Experiências traumáticas, dores existenciais, conflitos internos… Estes, são só a pontinha do iceberg do que eu posso chamar de bloqueios que não permitem você ser feliz de verdade.
Enquanto tentamos buscar no outro o que só encontramos dentro de nós, essas lacunas emocionais vão sendo empurradas para debaixo do tapete como poeira.
Só que uma hora, esse pó todo insiste sai do lugar à medida em que andamos sobre o tapete. É, eu sei, cutucar a ferida não é fácil. Essa habilidade requer força de vontade para não fazer vista grossa para aquilo que precisa de boa dose de atenção e coragem para não abandonar o que vem pedindo socorro dentro de você.
Mais do que ajudar a lidar com suas próprias sombras, a psicoterapia pode ser seu salva-vidas para não se afogar nos conflitos internos. Ela pode te abrir para o plano mental de uma tal forma a ponto de não se reconhecer a mesma pessoa de dois anos atrás.

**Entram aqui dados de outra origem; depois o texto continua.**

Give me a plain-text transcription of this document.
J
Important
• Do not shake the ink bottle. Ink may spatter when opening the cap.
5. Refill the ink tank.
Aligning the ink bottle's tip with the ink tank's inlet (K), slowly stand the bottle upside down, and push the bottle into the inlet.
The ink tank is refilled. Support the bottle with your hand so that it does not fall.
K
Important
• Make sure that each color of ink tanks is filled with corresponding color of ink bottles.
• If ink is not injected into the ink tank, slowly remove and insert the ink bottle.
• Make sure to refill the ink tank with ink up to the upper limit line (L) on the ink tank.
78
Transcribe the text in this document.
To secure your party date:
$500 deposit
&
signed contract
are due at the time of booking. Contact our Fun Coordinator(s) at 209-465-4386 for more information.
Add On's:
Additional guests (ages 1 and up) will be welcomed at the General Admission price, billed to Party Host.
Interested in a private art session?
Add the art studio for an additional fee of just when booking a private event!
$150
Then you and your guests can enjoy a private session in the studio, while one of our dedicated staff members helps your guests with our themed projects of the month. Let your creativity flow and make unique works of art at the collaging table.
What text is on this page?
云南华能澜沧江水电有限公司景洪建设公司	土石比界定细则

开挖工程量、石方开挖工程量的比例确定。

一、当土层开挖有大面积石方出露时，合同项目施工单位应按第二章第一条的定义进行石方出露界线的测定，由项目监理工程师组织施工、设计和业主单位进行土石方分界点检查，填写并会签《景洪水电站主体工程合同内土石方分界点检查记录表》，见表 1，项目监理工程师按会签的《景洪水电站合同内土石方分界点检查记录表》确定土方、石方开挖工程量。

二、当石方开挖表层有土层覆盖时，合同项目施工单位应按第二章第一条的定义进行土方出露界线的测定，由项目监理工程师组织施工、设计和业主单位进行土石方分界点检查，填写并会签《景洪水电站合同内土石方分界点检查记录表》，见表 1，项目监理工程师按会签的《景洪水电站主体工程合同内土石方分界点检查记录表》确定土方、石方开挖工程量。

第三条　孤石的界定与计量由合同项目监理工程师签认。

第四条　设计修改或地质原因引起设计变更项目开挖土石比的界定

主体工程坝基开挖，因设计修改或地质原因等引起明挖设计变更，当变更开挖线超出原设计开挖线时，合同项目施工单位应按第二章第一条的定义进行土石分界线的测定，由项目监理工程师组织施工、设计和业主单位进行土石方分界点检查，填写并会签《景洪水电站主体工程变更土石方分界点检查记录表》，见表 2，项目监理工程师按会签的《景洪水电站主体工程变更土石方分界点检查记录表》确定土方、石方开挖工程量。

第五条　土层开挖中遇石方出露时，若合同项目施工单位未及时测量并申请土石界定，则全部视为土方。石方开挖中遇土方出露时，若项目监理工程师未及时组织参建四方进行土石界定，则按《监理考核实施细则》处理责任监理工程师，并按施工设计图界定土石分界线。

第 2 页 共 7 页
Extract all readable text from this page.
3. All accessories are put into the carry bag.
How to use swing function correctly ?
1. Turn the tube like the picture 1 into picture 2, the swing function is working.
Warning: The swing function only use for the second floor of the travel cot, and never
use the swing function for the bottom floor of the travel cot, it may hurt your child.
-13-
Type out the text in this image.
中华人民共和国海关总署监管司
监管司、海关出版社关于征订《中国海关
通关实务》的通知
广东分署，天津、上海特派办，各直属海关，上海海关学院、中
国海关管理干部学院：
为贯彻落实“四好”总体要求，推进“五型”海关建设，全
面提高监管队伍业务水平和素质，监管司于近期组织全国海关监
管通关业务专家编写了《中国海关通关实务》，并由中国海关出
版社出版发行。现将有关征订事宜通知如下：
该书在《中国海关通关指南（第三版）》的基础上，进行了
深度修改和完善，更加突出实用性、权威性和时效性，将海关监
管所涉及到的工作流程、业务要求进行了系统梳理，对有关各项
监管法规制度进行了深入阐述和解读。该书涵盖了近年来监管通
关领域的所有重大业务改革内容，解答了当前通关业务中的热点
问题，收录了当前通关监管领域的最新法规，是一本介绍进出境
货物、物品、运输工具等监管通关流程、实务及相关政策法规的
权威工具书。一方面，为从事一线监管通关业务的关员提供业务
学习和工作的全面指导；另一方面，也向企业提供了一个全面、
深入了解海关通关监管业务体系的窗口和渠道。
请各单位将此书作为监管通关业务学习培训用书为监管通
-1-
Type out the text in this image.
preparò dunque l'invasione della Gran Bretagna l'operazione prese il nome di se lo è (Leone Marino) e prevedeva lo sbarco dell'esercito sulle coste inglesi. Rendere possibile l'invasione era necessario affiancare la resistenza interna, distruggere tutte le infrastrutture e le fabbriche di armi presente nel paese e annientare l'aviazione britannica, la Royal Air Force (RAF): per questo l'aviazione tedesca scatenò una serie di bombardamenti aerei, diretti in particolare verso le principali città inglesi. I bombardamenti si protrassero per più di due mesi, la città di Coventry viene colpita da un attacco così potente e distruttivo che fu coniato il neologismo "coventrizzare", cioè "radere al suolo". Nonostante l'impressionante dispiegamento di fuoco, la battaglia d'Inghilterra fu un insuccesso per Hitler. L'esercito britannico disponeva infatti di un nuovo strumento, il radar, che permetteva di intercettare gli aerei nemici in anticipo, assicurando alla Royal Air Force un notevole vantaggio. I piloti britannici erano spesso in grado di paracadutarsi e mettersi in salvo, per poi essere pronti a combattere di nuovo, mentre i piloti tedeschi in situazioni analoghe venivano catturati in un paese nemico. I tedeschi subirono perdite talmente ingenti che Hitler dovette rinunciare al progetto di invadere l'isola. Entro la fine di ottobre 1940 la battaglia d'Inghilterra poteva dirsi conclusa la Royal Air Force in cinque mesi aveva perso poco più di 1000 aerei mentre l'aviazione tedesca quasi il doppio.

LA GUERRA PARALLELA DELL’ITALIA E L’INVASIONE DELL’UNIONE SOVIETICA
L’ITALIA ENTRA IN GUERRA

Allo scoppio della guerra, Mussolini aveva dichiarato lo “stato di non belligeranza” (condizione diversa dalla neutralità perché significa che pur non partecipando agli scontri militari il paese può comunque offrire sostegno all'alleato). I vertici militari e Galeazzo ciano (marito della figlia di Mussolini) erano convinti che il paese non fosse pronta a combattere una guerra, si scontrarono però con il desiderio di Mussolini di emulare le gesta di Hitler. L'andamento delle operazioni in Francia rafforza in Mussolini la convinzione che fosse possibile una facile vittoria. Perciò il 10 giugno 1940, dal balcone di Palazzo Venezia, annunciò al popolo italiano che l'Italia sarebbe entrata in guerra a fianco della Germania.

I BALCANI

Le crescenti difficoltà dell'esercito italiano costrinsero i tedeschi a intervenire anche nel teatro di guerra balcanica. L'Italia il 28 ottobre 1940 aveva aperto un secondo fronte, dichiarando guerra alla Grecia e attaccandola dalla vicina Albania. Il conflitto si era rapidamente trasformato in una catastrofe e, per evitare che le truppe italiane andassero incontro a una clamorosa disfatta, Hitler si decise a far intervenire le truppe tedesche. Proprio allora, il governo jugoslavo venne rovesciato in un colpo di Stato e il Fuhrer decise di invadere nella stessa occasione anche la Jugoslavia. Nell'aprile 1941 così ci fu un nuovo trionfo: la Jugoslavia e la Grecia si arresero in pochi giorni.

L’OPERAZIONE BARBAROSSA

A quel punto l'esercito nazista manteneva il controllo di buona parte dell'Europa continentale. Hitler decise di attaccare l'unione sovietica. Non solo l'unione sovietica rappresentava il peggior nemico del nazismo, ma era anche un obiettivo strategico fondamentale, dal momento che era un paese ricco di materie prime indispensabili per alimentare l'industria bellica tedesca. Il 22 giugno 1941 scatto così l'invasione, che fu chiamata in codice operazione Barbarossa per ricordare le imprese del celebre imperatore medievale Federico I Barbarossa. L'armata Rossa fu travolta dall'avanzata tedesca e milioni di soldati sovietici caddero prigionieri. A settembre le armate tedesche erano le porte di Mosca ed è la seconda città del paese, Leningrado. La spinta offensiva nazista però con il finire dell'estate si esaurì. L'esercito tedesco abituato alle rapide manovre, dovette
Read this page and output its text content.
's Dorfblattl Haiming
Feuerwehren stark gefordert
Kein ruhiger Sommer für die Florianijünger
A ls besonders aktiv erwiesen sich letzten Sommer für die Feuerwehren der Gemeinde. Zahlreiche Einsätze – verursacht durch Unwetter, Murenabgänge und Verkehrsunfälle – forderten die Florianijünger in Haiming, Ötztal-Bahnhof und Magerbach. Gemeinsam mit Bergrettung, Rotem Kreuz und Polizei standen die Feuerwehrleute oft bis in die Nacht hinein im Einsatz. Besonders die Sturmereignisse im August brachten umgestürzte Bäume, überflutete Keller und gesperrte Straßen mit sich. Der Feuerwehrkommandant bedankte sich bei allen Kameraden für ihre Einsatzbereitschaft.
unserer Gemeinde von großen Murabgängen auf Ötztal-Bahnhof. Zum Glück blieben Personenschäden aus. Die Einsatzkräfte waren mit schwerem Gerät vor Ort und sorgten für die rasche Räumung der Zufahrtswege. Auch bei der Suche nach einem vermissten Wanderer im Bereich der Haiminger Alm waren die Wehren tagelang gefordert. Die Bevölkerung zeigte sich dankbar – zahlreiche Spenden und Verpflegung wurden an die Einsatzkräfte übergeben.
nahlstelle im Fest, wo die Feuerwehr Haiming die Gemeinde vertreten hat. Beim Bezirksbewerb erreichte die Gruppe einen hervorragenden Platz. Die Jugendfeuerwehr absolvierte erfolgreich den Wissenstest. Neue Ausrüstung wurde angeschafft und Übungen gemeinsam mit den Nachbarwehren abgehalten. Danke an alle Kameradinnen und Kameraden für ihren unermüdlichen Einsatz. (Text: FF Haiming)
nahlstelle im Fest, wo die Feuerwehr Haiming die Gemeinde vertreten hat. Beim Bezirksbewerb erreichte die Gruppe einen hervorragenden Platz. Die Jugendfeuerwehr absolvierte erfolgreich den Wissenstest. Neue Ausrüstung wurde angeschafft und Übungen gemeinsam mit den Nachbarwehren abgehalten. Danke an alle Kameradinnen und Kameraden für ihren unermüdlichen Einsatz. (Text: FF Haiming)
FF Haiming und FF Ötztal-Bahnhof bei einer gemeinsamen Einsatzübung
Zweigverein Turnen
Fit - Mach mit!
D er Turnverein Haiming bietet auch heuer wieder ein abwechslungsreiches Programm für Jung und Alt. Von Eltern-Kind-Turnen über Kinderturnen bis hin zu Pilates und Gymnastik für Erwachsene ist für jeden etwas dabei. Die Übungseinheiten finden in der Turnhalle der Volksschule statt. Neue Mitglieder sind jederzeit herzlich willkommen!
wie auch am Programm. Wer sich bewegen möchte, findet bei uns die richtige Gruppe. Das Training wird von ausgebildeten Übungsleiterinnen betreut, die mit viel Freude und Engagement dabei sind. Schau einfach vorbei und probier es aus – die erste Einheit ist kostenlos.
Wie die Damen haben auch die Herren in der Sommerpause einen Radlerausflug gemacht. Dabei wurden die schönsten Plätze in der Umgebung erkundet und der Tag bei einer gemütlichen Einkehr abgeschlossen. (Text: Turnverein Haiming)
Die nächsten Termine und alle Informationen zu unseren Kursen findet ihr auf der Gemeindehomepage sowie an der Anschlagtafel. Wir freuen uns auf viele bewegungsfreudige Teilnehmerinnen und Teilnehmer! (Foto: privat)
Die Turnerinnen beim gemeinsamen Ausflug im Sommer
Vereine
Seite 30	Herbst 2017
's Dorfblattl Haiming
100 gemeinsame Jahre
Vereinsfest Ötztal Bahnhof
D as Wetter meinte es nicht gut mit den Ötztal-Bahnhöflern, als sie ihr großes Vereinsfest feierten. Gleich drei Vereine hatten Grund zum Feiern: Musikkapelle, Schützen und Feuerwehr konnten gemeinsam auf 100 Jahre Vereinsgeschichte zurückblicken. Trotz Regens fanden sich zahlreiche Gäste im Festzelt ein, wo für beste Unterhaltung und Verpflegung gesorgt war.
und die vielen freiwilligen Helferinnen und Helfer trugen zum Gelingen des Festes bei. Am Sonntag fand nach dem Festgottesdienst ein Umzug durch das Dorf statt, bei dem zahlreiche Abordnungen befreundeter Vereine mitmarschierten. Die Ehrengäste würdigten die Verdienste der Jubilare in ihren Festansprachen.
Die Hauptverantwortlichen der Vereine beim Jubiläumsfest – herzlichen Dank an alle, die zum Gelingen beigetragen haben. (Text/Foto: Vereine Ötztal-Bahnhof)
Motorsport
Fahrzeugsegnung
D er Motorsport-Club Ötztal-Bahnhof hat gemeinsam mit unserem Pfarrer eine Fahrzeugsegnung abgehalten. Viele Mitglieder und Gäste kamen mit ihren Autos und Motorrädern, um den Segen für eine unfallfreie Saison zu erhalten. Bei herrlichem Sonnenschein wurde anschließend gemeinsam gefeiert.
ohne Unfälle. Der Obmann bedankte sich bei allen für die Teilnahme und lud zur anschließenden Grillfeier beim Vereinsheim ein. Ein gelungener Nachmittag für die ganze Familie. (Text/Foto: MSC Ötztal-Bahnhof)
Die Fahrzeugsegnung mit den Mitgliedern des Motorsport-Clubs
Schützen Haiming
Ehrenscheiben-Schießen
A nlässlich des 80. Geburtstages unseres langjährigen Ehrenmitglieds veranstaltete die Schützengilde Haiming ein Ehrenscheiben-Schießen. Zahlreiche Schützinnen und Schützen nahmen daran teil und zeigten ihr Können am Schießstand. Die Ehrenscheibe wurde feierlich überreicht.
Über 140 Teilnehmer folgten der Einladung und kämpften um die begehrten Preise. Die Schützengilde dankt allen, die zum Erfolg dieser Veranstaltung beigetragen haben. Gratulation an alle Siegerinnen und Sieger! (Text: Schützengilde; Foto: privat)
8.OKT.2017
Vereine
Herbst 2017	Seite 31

Se conhecer de forma profunda é investir na cura, é fazer as pazes com o passado e vislumbrar um futuro ais de vitórias do que de derrotas. Buscar ferramentas para se destrinchar é a maior prova de amor que você dá a você mesma.
Não existe caminho nem receita para você descobrir como e por onde seguir em direção às descobertas do seu ser e do aprimoramento pessoal. Mas se tem uma coisa que o autoconhecimento te leva é a viver uma vida de forma mais criativa.
Digo criativa no sentido de você contestar acontecimentos passados para ser melhor no presente e no futuro, além de questionar o “status quo” e buscar quebrar padrões coletivos.
Se para viver uma vida mais condizente com nossa verdadeira essência, onde existe a simbiose entre pensamentos e ações, é necessário se olhar no espelho e enfrentar a escuridão, que assim seja.
Ter nossos passos sincronizados em direção ao caminho da luz é percorrer o espírito de benevolência, se desintoxicando de todos os venenos mentais que um dia te levaram para a beira do abismo.
Esse pacto que você faz com você mesma te tira do entorpecimento de achar que o culpado de suas amarras e atitudes errôneas é o outro. Para mim, o relacionamento mais trabalhoso que temos é o que cultivamos com nós mesmas.
Não adianta fingir que somos o que não somos, não adianta fugir do resultado dos nossos atos, não adianta terceirizar a responsabilidade, pois, se tudo acontece como acontece, é porque, em algum momento, contribuimos para isso.
E apesar de todas as lutas e batalhas, posso te dizer uma coisa, mana, você pode resgatar o seu lado “mulher selvagem”, fazer as pazes com a sua criança e comandar o seu barco que navega nas marés da vida, por mais que as ondas testem a sua capacidade de resiliência. Seja forte, siga adiante e se supere! Beijos com carinho, Fernanda ❤.